Uber Eats, L’Oréal, BNP Paribas… pionniers du papier carton en feuilles d’arbre
Sur le site de 2000 m², une petite dizaine de personnes, transforment des feuilles ramassées dans les villes alentours. Après différentes étapes, il en résultera des grains de semoule qui serviront d’ingrédient à la formulation papetière. Avec une légère teinte dans la masse rappelant la couleur du kraft, le produit, sert aussi bien à la fabrication de cartons ondulés, pour faire des emballages, que des feuilles pour l’écriture, l’impression…. Parmi les clients, la plateforme Uber Eats propose depuis un an, des sacs en Paper Releaf aux restaurants. Le produit a également servi à L’Oréal pour des emballages envoyés en Ukraine. La division Banque Privée de BNP Paribas a utilisé le papier l’an dernier pour imprimer son rapport annuel RSE. « Notre stratégie est de vendre des produits finis aux grands industriels en nous appuyant sur nos sous-traitants papetiers», explique le directeur qui n’exclut pas de saisir certaines opportunités commerciales comme, par exemple, vendre ses pellets aux grands acteurs de la papeterie.
Actuellement en phase pré-industrielle, la ligne pilote possède une capacité de 3000 tonnes par an. Une première usine est envisagée pour 2027. Deux levées de fonds sont prévues dans les prochains mois. L’une de 500000 euros, l’autre d’un montant entre 5 et 10 millions euros. «Le futur site sera dimensionné pour une capacité de 20000 tonnes annuelles», projette le directeur des opérations. La ressource ne risque pas de manquer. En un an, ce sont environ 1,5 million de tonnes de feuilles mortes qui transitent par les déchetteries françaises, dont 90% pour faire du compost et 10% pour l’incinération. Avec sa solution, Releaf paper propose une troisième voie de valorisation et deux principaux bénéfices à ses clients. «La production de «fibres alternatives» permet de réduire la pression sur la ressource bois, et de réduire l’empreinte carbone des produits», indique Bertrand Chevalier. «En analyse globale de cycle de vie d’un produit papier on sera entre 20 et 50% de réduction de l’empreinte carbone».
Le défis de l’humidité
Si les fibres de bagasse de canne à sucre et de chanvre sont déjà utilisées pour des applications similaires, l’utilisation de fibres naturelles issue de déchets verts est une première mondiale, assure Bertrand Chevalier. C’est avec un process thermomécanique - sans additif - que les équipes de Releaf paper ont concrétisé l’idée. Triées, lavées, séchées, les feuilles sont ensuite, découpées, hachées, défibrillées jusqu’à atteindre la granulométrie correspondante aux besoins des sous-traitants et clients papetiers. «La gestion de l’humidité est le principal défi», explique Bertrand Chevalier. Si le taux est trop sec, j’ai de la poudre, s’il est trop humide, j’obtiens des fragments trop grands. L’étape est très complexe, car il varie en permanence selon les arrivages». Si le prochain site intègrera une pré-usine dédiée spécifiquement au stockage, stockage qui permettra de conserver les feuilles pendant les 12 mois suivant la collecte d’automne, c’est aussi un second process qui verra le jour.

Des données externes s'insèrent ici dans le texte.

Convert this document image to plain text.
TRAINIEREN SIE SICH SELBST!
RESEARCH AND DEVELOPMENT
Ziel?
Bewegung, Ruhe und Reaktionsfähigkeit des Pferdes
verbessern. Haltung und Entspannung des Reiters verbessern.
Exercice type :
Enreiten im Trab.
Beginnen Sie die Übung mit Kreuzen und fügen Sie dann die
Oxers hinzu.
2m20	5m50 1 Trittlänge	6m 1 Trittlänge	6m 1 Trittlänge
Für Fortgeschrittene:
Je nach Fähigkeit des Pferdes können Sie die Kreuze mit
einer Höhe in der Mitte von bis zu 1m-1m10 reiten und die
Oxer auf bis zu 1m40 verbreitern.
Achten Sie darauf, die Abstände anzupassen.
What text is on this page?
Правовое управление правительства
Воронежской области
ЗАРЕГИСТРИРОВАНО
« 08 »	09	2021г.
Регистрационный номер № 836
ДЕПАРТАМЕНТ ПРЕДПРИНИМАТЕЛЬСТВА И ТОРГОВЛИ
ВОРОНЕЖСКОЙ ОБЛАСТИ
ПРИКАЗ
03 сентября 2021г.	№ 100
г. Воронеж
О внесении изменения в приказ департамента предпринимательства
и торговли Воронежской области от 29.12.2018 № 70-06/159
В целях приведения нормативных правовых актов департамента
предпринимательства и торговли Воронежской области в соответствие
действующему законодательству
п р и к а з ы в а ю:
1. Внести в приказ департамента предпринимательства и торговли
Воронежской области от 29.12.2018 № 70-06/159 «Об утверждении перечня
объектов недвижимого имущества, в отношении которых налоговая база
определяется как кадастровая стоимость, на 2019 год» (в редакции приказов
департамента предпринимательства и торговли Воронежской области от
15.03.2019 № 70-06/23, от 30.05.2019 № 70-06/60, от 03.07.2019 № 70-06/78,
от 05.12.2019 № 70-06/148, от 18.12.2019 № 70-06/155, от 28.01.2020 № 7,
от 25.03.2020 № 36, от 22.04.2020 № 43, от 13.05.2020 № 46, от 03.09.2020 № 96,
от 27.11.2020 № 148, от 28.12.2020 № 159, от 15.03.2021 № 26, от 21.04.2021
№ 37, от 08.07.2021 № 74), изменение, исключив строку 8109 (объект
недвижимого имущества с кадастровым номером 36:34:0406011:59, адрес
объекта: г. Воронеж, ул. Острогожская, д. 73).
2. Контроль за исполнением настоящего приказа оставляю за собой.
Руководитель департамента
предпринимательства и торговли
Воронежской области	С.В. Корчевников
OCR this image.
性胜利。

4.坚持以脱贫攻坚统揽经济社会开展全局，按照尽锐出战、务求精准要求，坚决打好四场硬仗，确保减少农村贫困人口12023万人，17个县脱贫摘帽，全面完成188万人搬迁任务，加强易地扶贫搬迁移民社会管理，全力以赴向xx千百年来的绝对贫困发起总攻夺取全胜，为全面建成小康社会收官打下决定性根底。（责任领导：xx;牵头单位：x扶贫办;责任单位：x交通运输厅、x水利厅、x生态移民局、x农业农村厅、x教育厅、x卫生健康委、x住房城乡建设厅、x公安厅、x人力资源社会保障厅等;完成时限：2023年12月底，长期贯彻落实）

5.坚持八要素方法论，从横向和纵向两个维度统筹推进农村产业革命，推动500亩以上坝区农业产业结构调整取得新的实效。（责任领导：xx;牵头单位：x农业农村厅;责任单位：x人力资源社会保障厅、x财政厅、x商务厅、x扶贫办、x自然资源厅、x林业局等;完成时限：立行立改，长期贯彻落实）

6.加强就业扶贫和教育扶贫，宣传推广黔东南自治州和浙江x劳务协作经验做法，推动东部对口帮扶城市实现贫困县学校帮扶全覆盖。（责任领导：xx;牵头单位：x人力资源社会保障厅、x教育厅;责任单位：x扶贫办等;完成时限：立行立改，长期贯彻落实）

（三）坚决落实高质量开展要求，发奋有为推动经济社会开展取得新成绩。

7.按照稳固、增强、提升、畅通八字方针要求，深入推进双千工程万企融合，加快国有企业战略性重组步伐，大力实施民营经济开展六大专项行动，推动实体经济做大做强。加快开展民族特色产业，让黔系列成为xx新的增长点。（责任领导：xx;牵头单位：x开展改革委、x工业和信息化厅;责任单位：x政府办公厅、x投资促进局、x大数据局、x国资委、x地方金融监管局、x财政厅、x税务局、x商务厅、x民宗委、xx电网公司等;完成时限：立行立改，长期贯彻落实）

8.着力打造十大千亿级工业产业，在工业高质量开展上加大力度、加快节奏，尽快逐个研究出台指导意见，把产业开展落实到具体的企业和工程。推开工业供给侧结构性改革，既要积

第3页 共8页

Limitée à certaines applications à cause de la composition de ses granulés (40% de cellulose, 40% d’hémicellulose et 20% de lignine en moyenne), les granulés de Releaf paper sont amenés à se diversifier. Le second process, intégrera une troisième étape, chimique cette fois qui permettra la production d’un semi-produit composé entièrement de cellulose pure. Une matière qui permettra à l’entreprise de proposer des produits à plus haute valeur ajoutée comme, par exemple, des papiers de haute-qualité, des texturants pour l’agroalimentaire ou encore des liants pour des excipients pharamaceutiques. En cas de succès, le nombre d’usines pourrait bien se multiplier.